Featuring: Pool Sharks (1915), The Golf Specialist (1930), The Barbershop (1933), The Fatal Glass of Beer (1933), The Pharmacist (1933)
FRIDAY, NOVEMBER 27
Double Feature: Meet the Author
The Arbor** and Rita, Sue and Bob Too
The turbulent life and brilliant work of British playwright Andrea Dunbar is on display in a formally radical documentary portrait and an incisive comedy of sex and class.
SATURDAY, NOVEMBER 28
Saturday Matinee: The King and the Mockingbird
A favorite of Hayao Miyazaki, this dizzyingly imaginative adaptation of a Hans Christian Andersen fairy tale is one of the true treasures of hand-drawn animation.
SUNDAY, NOVEMBER 29
Directed by Terence Nance
Featuring a new conversation between Nance and critic Greg Tate
Beamed straight from his id to your eyeballs, the kaleidoscopic, mind-enhancing visions of Terence Nance swirl surrealism, Afrofuturism, animation, and confessional documentary into exhilaratingly unclassifiable works of free-form abstraction.
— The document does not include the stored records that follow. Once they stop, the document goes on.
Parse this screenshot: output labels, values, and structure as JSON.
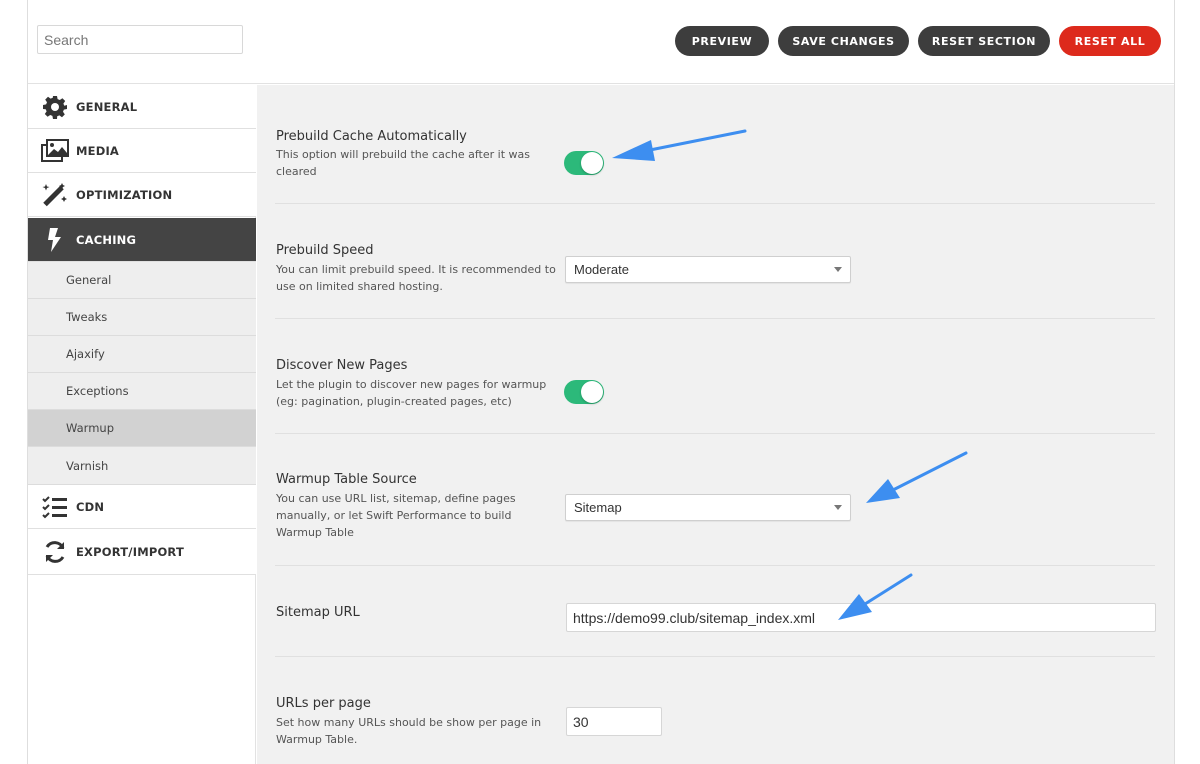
{
  "header": {
    "search_placeholder": "Search",
    "buttons": {
      "preview": "PREVIEW",
      "save": "SAVE CHANGES",
      "reset_section": "RESET SECTION",
      "reset_all": "RESET ALL"
    }
  },
  "sidebar": {
    "items": [
      {
        "label": "GENERAL",
        "icon": "gear-icon"
      },
      {
        "label": "MEDIA",
        "icon": "images-icon"
      },
      {
        "label": "OPTIMIZATION",
        "icon": "magic-wand-icon"
      },
      {
        "label": "CACHING",
        "icon": "lightning-icon",
        "active": true
      },
      {
        "label": "CDN",
        "icon": "checklist-icon"
      },
      {
        "label": "EXPORT/IMPORT",
        "icon": "refresh-icon"
      }
    ],
    "caching_subitems": [
      "General",
      "Tweaks",
      "Ajaxify",
      "Exceptions",
      "Warmup",
      "Varnish"
    ],
    "selected_subitem": "Warmup"
  },
  "settings": {
    "prebuild_cache": {
      "title": "Prebuild Cache Automatically",
      "description": "This option will prebuild the cache after it was cleared",
      "enabled": true
    },
    "prebuild_speed": {
      "title": "Prebuild Speed",
      "description": "You can limit prebuild speed. It is recommended to use on limited shared hosting.",
      "value": "Moderate"
    },
    "discover_pages": {
      "title": "Discover New Pages",
      "description": "Let the plugin to discover new pages for warmup (eg: pagination, plugin-created pages, etc)",
      "enabled": true
    },
    "warmup_source": {
      "title": "Warmup Table Source",
      "description": "You can use URL list, sitemap, define pages manually, or let Swift Performance to build Warmup Table",
      "value": "Sitemap"
    },
    "sitemap_url": {
      "title": "Sitemap URL",
      "value": "https://demo99.club/sitemap_index.xml"
    },
    "urls_per_page": {
      "title": "URLs per page",
      "description": "Set how many URLs should be show per page in Warmup Table.",
      "value": "30"
    }
  },
  "colors": {
    "accent_toggle": "#2cb97a",
    "reset_all": "#dd2a1c",
    "dark_button": "#3d3d3d",
    "annotation_arrow": "#3d8ef0"
  }
}
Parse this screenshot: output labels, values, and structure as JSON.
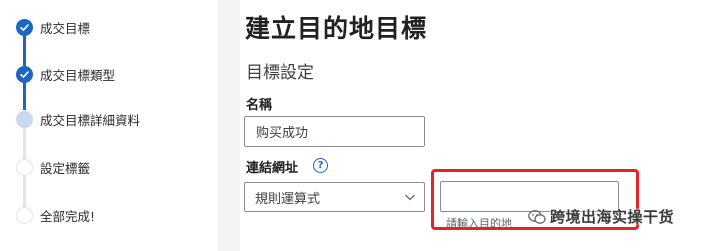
{
  "stepper": {
    "steps": [
      {
        "label": "成交目標",
        "state": "done"
      },
      {
        "label": "成交目標類型",
        "state": "done"
      },
      {
        "label": "成交目標詳細資料",
        "state": "current"
      },
      {
        "label": "設定標籤",
        "state": "todo"
      },
      {
        "label": "全部完成!",
        "state": "todo"
      }
    ]
  },
  "main": {
    "title": "建立目的地目標",
    "section_title": "目標設定",
    "name_label": "名稱",
    "name_value": "购买成功",
    "url_label": "連結網址",
    "help_glyph": "?",
    "match_select_value": "規則運算式",
    "url_input_value": "",
    "url_placeholder": "請輸入目的地"
  },
  "watermark": {
    "text": "跨境出海实操干货"
  },
  "colors": {
    "accent": "#1a66c2",
    "highlight": "#e02626",
    "step_current": "#c9d9ef"
  }
}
In his ecstatically innovative feature An Oversimplification of Her Beauty, experimental sketch show Random Acts of Flyness, and a string of visually enthralling short films and music videos, Nance has established himself as one of America’s most forward-thinking filmmakers, a boundary-breaking creative spirit who has the remarkable ability to shape the raw materials of his subconscious into poetic, political, and philosophical expressions of the cosmic sublime.
Features: An Oversimplification of Her Beauty (2012)
Shorts: No Ward (2009), Native Sun (2011), Their Fall Our All (2014), Swimming in Your Skin Again (2015), You and I and You (2015), Univitellin (2016), Jimi Could Have Fallen From the Sky (2017)
MONDAY, NOVEMBER 30
Films by Rithy Panh
The sole member of his family to survive the Cambodian genocide, documentarian Rithy Panh has devoted himself to exorcising the traumas of his country’s past through the cathartic power of cinema. These profoundly moving works—the Academy Award–nominated The Missing Picture, which recreates the lost images of the genocide through clay figurines, and Exile, a poetic rumination on the horrors his family experienced at the hands of the Khmer Rouge—are harrowing and haunting records of human atrocity and unbelievable resilience.